Gli uomini della guardia costiera di Gallipoli hanno fermato il comandante di un peschereccio e il titolare della licenza di pesca, responsabili di aver prelevato dal mare esemplari ittici troppo giovani per riprodursi, mettendo a rischio il ripopolamento marino

Il pesce sequestrato dai militari

GALLIPOLI – Il comandante dell’imbarcazione che ha trasgredito la legge è stato segnalato all’autorità giudiziaria e, oltre al sequestro dei prodotti ittici, 15 chilogrammi di merluzzo, sia lui che il titolare della licenza di pesca sono stati sanzionati con cinque punti di infrazione. Si è concluso con questo bilancio uno dei numerosi controlli eseguiti dai militari della guardia costiera di Gallipoli che, con l’avvicinarsi della stagione estiva, stanno intensificando le attività di tutela degli ecosistemi marini. Il pescato, infatti, era tutto sottomisura, violando la normativa nazionale e comunitaria sulle dimensioni minime degli esemplari.

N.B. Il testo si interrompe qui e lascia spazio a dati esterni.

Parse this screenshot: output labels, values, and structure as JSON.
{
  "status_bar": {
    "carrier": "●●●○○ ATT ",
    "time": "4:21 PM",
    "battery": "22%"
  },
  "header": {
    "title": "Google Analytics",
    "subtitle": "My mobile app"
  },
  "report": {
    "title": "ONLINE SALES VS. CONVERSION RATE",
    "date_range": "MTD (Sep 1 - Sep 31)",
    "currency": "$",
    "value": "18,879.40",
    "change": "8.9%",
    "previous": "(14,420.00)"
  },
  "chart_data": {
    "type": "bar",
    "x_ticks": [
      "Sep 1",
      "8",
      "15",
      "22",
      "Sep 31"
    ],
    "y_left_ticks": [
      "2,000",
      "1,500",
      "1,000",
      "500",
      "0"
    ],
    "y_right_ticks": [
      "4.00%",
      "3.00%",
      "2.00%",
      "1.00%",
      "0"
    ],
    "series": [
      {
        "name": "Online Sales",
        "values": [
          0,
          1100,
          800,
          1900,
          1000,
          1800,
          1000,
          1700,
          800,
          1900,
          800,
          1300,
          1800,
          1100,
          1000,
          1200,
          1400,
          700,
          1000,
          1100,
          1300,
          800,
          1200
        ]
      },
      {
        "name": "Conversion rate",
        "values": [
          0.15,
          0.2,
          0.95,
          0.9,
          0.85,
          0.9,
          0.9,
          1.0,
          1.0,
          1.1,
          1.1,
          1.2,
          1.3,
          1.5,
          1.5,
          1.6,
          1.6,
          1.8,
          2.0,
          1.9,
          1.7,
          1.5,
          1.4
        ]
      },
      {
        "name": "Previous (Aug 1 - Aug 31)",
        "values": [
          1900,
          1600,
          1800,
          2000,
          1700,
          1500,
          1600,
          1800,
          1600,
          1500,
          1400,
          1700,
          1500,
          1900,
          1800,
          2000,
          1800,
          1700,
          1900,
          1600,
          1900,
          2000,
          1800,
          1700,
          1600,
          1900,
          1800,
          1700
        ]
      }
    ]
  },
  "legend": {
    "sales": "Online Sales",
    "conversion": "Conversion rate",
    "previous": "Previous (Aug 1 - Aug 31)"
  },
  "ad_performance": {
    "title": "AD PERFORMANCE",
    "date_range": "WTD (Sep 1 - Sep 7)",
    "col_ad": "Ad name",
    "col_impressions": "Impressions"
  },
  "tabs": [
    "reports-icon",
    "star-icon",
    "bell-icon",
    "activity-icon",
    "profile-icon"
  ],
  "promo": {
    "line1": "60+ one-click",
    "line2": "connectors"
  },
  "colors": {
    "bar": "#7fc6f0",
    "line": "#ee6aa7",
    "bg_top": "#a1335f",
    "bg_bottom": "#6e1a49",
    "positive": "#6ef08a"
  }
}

Vi è, sempre più spesso, particolare attenzione sul rispetto delle taglie minime da parte di tutte le istituzioni competenti in materia di pesca, in quanto è l’unico elemento sul quale si può contare per un ripopolamento ed una pesca sostenibile. E’ possibile soltanto pescare, detenere e commercializzare individui adulti che quindi abbiamo raggiunto la maturità sessuale ed in grado di riprodursi.

Ma  le squadre dei militari della guardia costiera sono inoltre impegnate anche per contrastare la vendita abusiva dei ricci di mare, prelevati dalle acque ioniche dai pescatori di frodo in notevoli quantità ed in un periodo a ridosso del  fermo biologico, che parte dal primo maggio  e termina il 30 giugno.